I also note from above that you are behind a DSL router doing NAT.  You also had windows doing 6in4 and it was working for you.  That might be the problem.  If the windows box is still doing 6in4, (sending IPv4 protocol 41 packets out to the internet), then the DSL router will have a NAT/connection table entry mapping that protocol to your windows box's IP.

Or, if the windows box isn't doing it anymore, the DSL router could have a super long timeout for the connection table entry.  Or it could have a bug or behavior where that mapping becomes permanent.  Or a bug/behavior where new traffic from a new IP doesn't reset the mapping to point to your linux box.

One way to test this is to do a tcpdump on your linux box's interface and see if you see return 6in4 traffic.  If you don't, this is likely the culprit.

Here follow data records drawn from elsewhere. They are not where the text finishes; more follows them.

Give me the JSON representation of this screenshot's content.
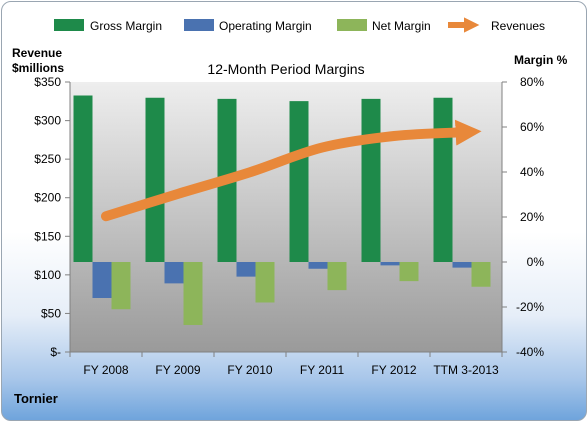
{
  "chart_data": {
    "type": "bar",
    "title": "12-Month Period Margins",
    "company": "Tornier",
    "categories": [
      "FY 2008",
      "FY 2009",
      "FY 2010",
      "FY 2011",
      "FY 2012",
      "TTM 3-2013"
    ],
    "left_axis": {
      "label_line1": "Revenue",
      "label_line2": "$millions",
      "range": [
        0,
        350
      ],
      "ticks": [
        0,
        50,
        100,
        150,
        200,
        250,
        300,
        350
      ],
      "tick_labels": [
        "$-",
        "$50",
        "$100",
        "$150",
        "$200",
        "$250",
        "$300",
        "$350"
      ]
    },
    "right_axis": {
      "label": "Margin %",
      "range": [
        -40,
        80
      ],
      "ticks": [
        -40,
        -20,
        0,
        20,
        40,
        60,
        80
      ],
      "tick_labels": [
        "-40%",
        "-20%",
        "0%",
        "20%",
        "40%",
        "60%",
        "80%"
      ]
    },
    "series": [
      {
        "name": "Gross Margin",
        "axis": "right",
        "kind": "bar",
        "color": "#1e8a4a",
        "values": [
          74,
          73,
          72.5,
          71.5,
          72.5,
          73
        ]
      },
      {
        "name": "Operating Margin",
        "axis": "right",
        "kind": "bar",
        "color": "#4a72b0",
        "values": [
          -16,
          -9.5,
          -6.5,
          -3,
          -1.5,
          -2.5
        ]
      },
      {
        "name": "Net Margin",
        "axis": "right",
        "kind": "bar",
        "color": "#8db55a",
        "values": [
          -21,
          -28,
          -18,
          -12.5,
          -8.5,
          -11
        ]
      },
      {
        "name": "Revenues",
        "axis": "left",
        "kind": "line",
        "color": "#e8883a",
        "values": [
          176,
          205,
          233,
          265,
          280,
          285
        ]
      }
    ],
    "legend_position": "top",
    "grid": false
  }
}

You should see traffic like this:
{root@gtoojimb/pts/2}~# tcpdump -n -i eth0 proto 41
tcpdump: verbose output suppressed, use -v or -vv for full protocol decode
listening on eth0, link-type EN10MB (Ethernet), capture size 96 bytes
10:35:33.548960 IP 192.168.0.4 > 72.52.104.74: IP6 2001:db8:1234:0:201:2ff:fe6d:5aa4.13957 > 2001:dc0:1:0:4777::140.53: 8946% [1au][|domain]
10:35:33.712706 IP 72.52.104.74 > 192.168.0.4: IP6 2001:dc0:1:0:4777::140.53 > 2001:db8:1234:0:201:2ff:fe6d:5aa4.13957: 8946-[|domain]

^^^ my 6in4 router (192.168.0.4) talking 6in4 with HE's Fremont tunnel server (72.52.104.74).


You may need to (if possible) set up a static NAT entry on the DSL router pointing proto 41 to the IP of your SuSe box.